What is Fannie Mae?

When a home goes through the foreclosure process it is either held by the leinholder (ie a bank or investor) or, when the defaulted loan was backed by Fannie Mae, the leinholder will ‘return’ the home to Fannie Mae in exchange for the ‘backed’ portion of the loan. Basically, it allows leinholders to get out of holding the asset (house). Fannie Mae then processes and sells the home to resolve their investment.

What are the benefits?

The main benefits of Fannie Mae properties are twofold. The first is the fact that in most cases, Fannie Mae will do basic cosmetic updating on the home to bring it to a certain ‘set’ standard. This often means new carpet, paint and basic repairs throughout the home. For a foreclosured home that may have been vacant and neglected for some time, this can be a significant benefit.
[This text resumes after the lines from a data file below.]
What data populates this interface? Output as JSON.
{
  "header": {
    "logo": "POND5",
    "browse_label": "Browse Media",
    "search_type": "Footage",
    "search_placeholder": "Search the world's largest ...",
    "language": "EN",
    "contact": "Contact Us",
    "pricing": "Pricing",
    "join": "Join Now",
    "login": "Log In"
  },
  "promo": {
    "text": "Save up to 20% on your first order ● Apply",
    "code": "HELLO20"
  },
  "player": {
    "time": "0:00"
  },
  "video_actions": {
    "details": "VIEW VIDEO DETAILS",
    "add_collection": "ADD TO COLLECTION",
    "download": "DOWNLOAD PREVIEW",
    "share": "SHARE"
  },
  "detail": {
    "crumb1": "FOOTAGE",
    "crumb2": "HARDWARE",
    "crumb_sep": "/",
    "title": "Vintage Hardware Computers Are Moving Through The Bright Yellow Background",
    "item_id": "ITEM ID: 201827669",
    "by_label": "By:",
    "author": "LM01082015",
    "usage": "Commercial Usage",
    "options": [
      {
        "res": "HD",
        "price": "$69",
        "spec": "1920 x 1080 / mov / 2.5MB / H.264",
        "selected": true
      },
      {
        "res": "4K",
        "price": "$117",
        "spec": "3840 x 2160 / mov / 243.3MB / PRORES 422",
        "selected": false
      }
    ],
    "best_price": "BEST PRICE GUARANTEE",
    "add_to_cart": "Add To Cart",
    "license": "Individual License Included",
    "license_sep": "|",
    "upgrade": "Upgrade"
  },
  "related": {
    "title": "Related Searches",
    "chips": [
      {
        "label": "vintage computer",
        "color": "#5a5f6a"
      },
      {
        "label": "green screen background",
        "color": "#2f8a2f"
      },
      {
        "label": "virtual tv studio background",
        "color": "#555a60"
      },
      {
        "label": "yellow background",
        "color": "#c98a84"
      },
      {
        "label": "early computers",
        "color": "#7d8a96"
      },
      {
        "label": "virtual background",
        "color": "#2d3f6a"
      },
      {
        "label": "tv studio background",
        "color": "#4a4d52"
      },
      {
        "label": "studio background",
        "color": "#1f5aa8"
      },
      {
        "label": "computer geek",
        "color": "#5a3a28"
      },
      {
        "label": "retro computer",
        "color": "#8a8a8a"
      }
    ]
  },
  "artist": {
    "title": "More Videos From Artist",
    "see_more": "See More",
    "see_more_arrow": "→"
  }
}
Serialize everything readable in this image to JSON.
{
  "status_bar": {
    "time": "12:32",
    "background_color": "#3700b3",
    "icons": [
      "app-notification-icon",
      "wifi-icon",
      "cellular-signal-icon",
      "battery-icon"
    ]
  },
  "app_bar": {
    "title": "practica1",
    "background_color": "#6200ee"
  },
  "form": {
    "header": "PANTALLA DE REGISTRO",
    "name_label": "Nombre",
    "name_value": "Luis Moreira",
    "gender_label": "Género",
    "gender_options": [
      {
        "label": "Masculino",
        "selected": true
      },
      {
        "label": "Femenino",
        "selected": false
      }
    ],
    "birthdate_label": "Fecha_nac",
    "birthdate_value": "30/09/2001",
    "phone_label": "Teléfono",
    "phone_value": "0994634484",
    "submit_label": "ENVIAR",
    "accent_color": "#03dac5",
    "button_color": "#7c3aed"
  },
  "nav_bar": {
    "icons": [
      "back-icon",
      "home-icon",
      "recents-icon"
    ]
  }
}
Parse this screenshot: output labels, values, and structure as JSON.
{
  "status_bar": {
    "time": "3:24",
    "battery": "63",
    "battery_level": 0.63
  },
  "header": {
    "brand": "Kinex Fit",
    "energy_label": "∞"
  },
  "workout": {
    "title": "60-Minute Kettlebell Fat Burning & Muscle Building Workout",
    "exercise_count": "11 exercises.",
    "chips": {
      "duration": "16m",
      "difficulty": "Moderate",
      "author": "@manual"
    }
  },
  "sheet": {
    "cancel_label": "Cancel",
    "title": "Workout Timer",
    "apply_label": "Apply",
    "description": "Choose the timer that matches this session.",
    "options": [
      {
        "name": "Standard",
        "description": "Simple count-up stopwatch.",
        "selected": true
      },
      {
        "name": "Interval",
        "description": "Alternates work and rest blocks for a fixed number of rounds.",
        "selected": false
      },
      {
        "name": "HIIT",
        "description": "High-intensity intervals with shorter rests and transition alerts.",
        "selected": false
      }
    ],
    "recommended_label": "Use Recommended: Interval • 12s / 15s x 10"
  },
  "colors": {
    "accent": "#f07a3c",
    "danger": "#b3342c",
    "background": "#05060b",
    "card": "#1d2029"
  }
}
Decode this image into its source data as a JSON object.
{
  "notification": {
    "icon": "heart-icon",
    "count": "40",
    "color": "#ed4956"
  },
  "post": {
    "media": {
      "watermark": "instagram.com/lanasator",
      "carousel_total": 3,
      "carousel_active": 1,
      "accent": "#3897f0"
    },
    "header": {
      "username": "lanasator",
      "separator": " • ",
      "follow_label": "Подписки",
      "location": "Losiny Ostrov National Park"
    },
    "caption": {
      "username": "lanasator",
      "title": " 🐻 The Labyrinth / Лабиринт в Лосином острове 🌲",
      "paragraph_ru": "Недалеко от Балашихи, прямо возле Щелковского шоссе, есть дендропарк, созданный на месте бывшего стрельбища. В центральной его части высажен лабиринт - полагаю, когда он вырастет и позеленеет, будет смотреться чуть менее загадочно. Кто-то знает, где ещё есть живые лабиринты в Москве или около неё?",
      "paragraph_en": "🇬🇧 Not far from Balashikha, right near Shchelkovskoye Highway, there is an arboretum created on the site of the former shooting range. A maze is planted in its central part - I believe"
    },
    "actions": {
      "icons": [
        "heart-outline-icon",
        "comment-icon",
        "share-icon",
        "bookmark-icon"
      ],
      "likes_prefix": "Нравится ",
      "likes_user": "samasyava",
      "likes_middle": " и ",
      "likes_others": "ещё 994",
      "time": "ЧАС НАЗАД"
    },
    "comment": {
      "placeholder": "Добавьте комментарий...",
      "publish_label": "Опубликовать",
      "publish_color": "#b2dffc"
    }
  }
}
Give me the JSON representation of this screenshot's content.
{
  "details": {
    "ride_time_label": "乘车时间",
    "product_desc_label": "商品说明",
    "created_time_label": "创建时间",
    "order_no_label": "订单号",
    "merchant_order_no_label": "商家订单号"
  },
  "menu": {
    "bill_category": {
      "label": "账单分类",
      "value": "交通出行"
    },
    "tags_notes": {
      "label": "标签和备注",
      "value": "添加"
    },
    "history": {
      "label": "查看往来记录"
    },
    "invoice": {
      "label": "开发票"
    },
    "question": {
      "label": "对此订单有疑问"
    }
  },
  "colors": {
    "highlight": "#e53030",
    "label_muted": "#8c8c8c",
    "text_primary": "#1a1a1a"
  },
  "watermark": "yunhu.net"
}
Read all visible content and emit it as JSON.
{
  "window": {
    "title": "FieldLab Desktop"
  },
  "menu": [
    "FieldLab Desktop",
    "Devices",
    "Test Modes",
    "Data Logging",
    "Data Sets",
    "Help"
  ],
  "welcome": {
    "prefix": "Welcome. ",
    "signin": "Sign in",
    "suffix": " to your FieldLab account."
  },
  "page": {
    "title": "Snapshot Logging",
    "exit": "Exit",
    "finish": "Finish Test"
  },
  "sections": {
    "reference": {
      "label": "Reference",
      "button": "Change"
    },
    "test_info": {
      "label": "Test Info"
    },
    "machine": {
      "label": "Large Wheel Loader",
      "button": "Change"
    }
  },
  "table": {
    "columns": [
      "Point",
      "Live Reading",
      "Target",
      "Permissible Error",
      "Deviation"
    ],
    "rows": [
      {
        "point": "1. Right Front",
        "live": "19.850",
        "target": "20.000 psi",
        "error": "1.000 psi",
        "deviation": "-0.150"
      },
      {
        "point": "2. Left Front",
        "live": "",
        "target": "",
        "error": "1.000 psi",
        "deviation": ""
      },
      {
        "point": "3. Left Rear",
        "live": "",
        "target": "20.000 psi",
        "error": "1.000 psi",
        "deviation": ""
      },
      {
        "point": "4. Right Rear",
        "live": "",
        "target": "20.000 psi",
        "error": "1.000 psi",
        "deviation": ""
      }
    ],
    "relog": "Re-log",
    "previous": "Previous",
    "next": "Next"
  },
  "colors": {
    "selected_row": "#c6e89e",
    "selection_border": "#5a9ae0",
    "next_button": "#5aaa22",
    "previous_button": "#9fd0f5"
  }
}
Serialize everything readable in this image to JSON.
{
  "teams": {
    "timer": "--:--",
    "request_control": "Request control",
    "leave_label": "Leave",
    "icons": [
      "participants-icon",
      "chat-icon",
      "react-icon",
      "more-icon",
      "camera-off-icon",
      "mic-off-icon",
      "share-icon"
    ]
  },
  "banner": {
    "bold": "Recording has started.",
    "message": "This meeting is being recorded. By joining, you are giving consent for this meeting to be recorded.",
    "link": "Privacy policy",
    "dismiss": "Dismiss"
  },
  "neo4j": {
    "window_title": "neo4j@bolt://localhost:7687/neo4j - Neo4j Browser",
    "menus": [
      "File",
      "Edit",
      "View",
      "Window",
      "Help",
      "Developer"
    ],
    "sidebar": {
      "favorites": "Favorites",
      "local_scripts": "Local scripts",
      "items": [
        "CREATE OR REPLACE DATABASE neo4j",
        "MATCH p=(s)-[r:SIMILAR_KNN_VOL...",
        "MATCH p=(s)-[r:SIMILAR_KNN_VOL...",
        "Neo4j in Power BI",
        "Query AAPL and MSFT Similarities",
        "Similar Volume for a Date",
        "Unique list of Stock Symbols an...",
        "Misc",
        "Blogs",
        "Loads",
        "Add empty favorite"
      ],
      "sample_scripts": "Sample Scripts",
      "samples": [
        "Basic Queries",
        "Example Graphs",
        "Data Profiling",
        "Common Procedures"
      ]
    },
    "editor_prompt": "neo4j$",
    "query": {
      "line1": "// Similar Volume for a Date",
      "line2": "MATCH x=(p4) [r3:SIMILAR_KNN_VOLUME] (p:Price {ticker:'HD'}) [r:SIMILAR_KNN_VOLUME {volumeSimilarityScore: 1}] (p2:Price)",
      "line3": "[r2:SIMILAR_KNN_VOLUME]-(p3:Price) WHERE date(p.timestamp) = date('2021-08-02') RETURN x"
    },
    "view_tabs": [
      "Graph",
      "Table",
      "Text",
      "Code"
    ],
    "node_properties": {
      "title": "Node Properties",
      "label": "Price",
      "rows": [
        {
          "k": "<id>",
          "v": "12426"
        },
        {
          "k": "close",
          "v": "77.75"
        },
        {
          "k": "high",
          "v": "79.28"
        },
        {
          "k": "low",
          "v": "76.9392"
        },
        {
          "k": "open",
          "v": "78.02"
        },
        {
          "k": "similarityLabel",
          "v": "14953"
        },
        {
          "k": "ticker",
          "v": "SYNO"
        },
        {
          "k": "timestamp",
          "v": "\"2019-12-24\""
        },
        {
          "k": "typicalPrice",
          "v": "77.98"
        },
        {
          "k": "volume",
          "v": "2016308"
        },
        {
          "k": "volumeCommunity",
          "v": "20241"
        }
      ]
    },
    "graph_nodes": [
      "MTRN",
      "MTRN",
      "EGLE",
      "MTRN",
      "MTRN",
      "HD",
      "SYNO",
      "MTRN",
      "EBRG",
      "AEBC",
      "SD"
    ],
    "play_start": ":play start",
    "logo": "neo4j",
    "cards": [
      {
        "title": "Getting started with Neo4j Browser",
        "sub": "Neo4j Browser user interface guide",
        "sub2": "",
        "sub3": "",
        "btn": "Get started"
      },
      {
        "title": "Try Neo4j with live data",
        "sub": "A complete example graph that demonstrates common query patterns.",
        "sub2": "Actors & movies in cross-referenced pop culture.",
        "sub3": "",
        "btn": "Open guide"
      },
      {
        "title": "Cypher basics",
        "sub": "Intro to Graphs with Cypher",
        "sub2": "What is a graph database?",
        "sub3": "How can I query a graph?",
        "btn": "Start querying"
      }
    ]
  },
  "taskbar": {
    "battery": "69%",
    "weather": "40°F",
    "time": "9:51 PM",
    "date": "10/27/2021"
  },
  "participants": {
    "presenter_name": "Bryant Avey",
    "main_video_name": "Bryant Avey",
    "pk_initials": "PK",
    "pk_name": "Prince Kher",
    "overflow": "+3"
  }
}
Second, Fannie Mae offers a loan package called Homepath Financing or Homepath renovation loans that offer as little as 3% down for qualified buyers and can be a HUGE benefit over other loan options. Ask your lender about Homepath and whether you would qualify.

What are the challenges?

Honestly, the majority of the challenge is for the Realtors involved and for patience on the part of the Buyer. There is no true ‘Seller’ that can be reasoned or bargained with and you are at the mercy of a very large process. While they are constantly making improvements, it can take multiple days to get responses on Offers, Amendments and other contract documents. Also, the home is truly purchased ‘as is’. If there are any significant health and safety issues that arise during an inspection, the Buyer has the right to terminate the contract but cannot request that repairs be made or credits given.

Any costs involved?

Most foreclosed homes are vacant and vacant homes can require some additional expenses during the Under Contract period. If the home has been winterized (which is standard, regardless of the season) then a Buyer must pay to have the home Dewinterized, Inspected and then Rewinterized within 72 hours (regardless of season or time of year). Also, Fannie Mae charges a minimal (currently $150) charge to rekey the home prior to Closing. If utilities have been turned off, you may incur charges to get them turned on temporarily.

Bottom Line?

Despite some clever marketing out there, ‘foreclosed’ homes are not a STEAL that is going to make you instant equity. Our Northern Colorado Real Estate market is just too strong and ALL homes are selling at or over market value, regardless of ownership.

If there is a Fannie Mae home that appeals to you, by all means, let’s go take a look and feel free to fall in love with it. We’re here to work through the challenges and make that house a home.